Understanding the long-term connections between posttraumatic stress, subjective age, and successful aging among midlife and older adults

Translated title of the contribution: Understanding the long-term connections between posttraumatic stress, subjective age, and successful aging among midlife and older adults

Yuval Palgi, Amit Shrira, Sharon Avidor, Yaakov Hoffman, Ehud Bodner, Menachem Ben-Ezra

Research output: Contribution to journalArticlepeer-review

18 Scopus citations

Abstract

Background: The nature of the reciprocal relationships between posttraumatic stress disorder (PTSD) symptoms, proportional subjective age, and their effects on successful aging are important issues that have been so far under-studied. Clarifying the relationships between these variables has many theoretical and practical implications for the understanding of how individuals age in the shadow of traumatic exposure.
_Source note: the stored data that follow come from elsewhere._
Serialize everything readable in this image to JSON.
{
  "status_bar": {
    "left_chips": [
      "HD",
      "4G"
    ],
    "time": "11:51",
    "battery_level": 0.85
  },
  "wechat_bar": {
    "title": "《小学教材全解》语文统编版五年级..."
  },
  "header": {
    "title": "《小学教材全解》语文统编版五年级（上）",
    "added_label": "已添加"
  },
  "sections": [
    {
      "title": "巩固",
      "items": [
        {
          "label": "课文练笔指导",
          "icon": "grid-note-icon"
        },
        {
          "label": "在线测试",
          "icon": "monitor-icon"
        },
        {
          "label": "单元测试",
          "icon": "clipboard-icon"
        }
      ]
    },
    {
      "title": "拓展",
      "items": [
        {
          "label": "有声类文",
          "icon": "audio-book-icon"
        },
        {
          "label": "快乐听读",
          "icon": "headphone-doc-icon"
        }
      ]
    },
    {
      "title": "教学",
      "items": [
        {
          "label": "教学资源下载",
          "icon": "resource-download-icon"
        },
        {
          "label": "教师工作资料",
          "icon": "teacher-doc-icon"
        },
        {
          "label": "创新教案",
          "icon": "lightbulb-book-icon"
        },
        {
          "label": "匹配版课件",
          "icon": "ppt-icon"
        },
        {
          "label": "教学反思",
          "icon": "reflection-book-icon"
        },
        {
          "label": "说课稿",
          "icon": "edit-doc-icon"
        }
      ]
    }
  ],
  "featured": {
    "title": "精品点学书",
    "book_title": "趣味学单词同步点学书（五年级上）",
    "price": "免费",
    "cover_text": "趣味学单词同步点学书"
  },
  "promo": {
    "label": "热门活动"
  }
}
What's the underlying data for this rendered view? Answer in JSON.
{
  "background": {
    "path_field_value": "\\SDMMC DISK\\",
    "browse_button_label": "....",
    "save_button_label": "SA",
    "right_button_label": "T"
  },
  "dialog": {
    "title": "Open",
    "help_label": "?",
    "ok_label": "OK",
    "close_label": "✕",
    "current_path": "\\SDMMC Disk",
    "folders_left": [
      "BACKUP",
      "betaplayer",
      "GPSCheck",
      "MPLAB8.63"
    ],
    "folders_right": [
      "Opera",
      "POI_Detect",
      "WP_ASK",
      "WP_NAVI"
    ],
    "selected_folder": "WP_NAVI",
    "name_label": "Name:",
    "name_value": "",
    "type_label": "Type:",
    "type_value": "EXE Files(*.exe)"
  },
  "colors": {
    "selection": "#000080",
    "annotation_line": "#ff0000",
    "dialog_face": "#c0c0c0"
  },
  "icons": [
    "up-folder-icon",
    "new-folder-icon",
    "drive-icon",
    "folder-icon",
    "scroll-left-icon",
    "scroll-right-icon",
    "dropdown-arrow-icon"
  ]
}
Objective: The present study examined the reciprocal relationships between PTSD symptoms and proportional subjective age in a longitudinal design, and how these variables predict successful aging. Method: Using in-region random digit dialling, we collected a stratified sample of community-dwelling older adults residing in the south of Israel. Of that sample, 132 midlife and older adults (T1 age range = 50–87, mean age = 65.84, SD = 9.12) were interviewed three times across a period of two years and four months (2014–2016). Participants completed measures of PTSD symptoms and proportional subjective age in the first two interviews (T1 and T2) and successful aging indices in the third interview (T3). PTSD symptoms and proportional subjective age measured at both T1 and T2 served as predictors and outcomes in a cross-lagged model and as predictors of successful aging at T3. Results: T1 PTSD symptoms predicted an older proportional subjective age at T2, whereas the reverse relationship (i.e. T1 proportional subjective age to T2 PTSD symptoms) was non-significant. Moreover, higher PTSD symptoms and an older proportional subjective age at T2 predicted lower successful aging at T3. Conclusions: In addition to clarifying the temporal sequencing of PTSD and proportional subjective age, the study further suggests that PTSD and proportional subjective age identity could each render midlife and older adults more susceptible to less successful aging. Accordingly, we advocate to further explore the mechanisms underlining these complicated relationships.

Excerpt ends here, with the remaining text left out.